Thursday, May 23, 2013

kelly maree

It's almost been 2 years since you left us, I tell you it feels like a lifetime. Whoever came up with the idea that time heals a broken heart is an idot because it doesn't.  Time just means its been longer since I saw you, longer since we had an amazing conversation and even longer since I hugged you. I have only just started in the last 9 months to learn how to talk to people and be honest about how I am really feeling. Its been 2 years since we did that I didn't realise how hard it's really been. And you can find new people and try to move forward and somedays I wish I could forget so that the pain would go away. but they aren't you and they will never be you that doesnt mean they aren't amazing just means they aren't you.
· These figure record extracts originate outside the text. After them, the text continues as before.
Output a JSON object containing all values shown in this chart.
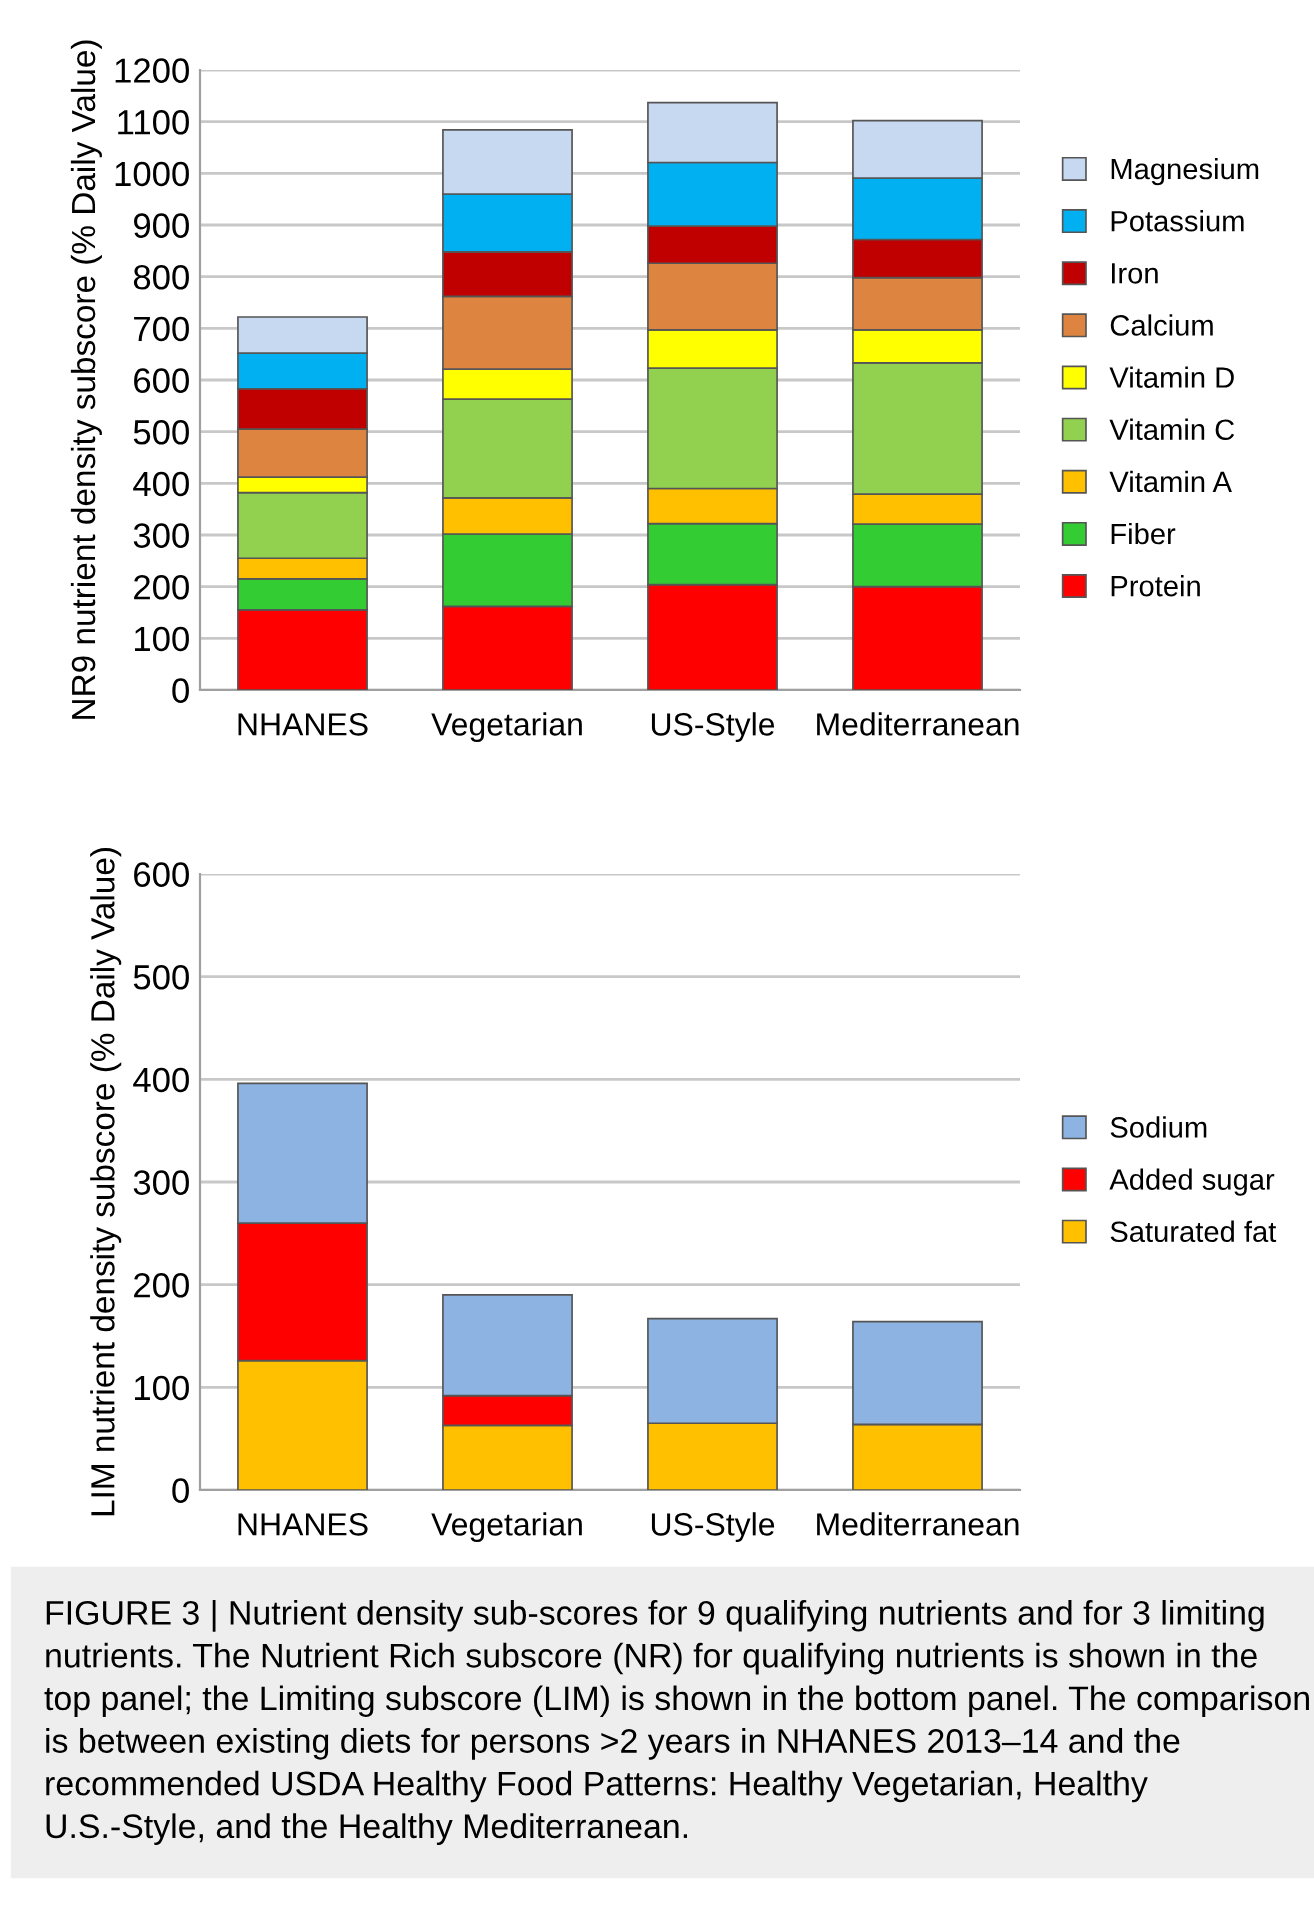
{
  "chart_data": [
    {
      "type": "bar",
      "stacked": true,
      "ylabel": "NR9 nutrient density subscore (% Daily Value)",
      "categories": [
        "NHANES",
        "Vegetarian",
        "US-Style",
        "Mediterranean"
      ],
      "ylim": [
        0,
        1200
      ],
      "yticks": [
        0,
        100,
        200,
        300,
        400,
        500,
        600,
        700,
        800,
        900,
        1000,
        1100,
        1200
      ],
      "grid": "y",
      "legend": "right",
      "series": [
        {
          "name": "Protein",
          "color": "#ff0000",
          "values": [
            155,
            162,
            204,
            200
          ]
        },
        {
          "name": "Fiber",
          "color": "#33cc33",
          "values": [
            60,
            140,
            118,
            121
          ]
        },
        {
          "name": "Vitamin A",
          "color": "#ffc000",
          "values": [
            40,
            70,
            68,
            58
          ]
        },
        {
          "name": "Vitamin C",
          "color": "#92d050",
          "values": [
            127,
            191,
            233,
            254
          ]
        },
        {
          "name": "Vitamin D",
          "color": "#ffff00",
          "values": [
            30,
            58,
            74,
            64
          ]
        },
        {
          "name": "Calcium",
          "color": "#dd8440",
          "values": [
            93,
            141,
            129,
            101
          ]
        },
        {
          "name": "Iron",
          "color": "#c00000",
          "values": [
            78,
            86,
            72,
            74
          ]
        },
        {
          "name": "Potassium",
          "color": "#00b0f0",
          "values": [
            69,
            112,
            123,
            119
          ]
        },
        {
          "name": "Magnesium",
          "color": "#c6d9f1",
          "values": [
            70,
            124,
            116,
            111
          ]
        }
      ]
    },
    {
      "type": "bar",
      "stacked": true,
      "ylabel": "LIM nutrient density subscore (% Daily Value)",
      "categories": [
        "NHANES",
        "Vegetarian",
        "US-Style",
        "Mediterranean"
      ],
      "ylim": [
        0,
        600
      ],
      "yticks": [
        0,
        100,
        200,
        300,
        400,
        500,
        600
      ],
      "grid": "y",
      "legend": "right",
      "series": [
        {
          "name": "Saturated fat",
          "color": "#ffc000",
          "values": [
            126,
            63,
            65,
            64
          ]
        },
        {
          "name": "Added sugar",
          "color": "#ff0000",
          "values": [
            134,
            29,
            0,
            0
          ]
        },
        {
          "name": "Sodium",
          "color": "#8db3e2",
          "values": [
            136,
            98,
            102,
            100
          ]
        }
      ],
      "annotations": [
        "FIGURE 3 | Nutrient density sub-scores for 9 qualifying nutrients and for 3 limiting nutrients. The Nutrient Rich subscore (NR) for qualifying nutrients is shown in the top panel; the Limiting subscore (LIM) is shown in the bottom panel. The comparison is between existing diets for persons >2 years in NHANES 2013–14 and the recommended USDA Healthy Food Patterns: Healthy Vegetarian, Healthy U.S.-Style, and the Healthy Mediterranean."
      ]
    }
  ]
}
And I would do anything to spend one day or an hour or even a minute with you so I could say good bye and say I'm sorry for not being a better friend. We could have tried so much harder to see eachother even if we were both always busy. And I could have gone first we both wanted to get that surgery and I told you to go first because hospitals and drs and operations absolutely scare the shit out of me. You were going in first to prove to me that its easy and simple and nothing will happen. But it wasn't easy or simple it was hell in there it makes me so dam angry and it's taken me 2 years to finally try and get all this out.
I was sad but now I'm just angry and pissed off that there are still no answers..
I miss you so much and I wish you were still here. Man the stories I could tell you now! Ha you would totally laugh your arse off!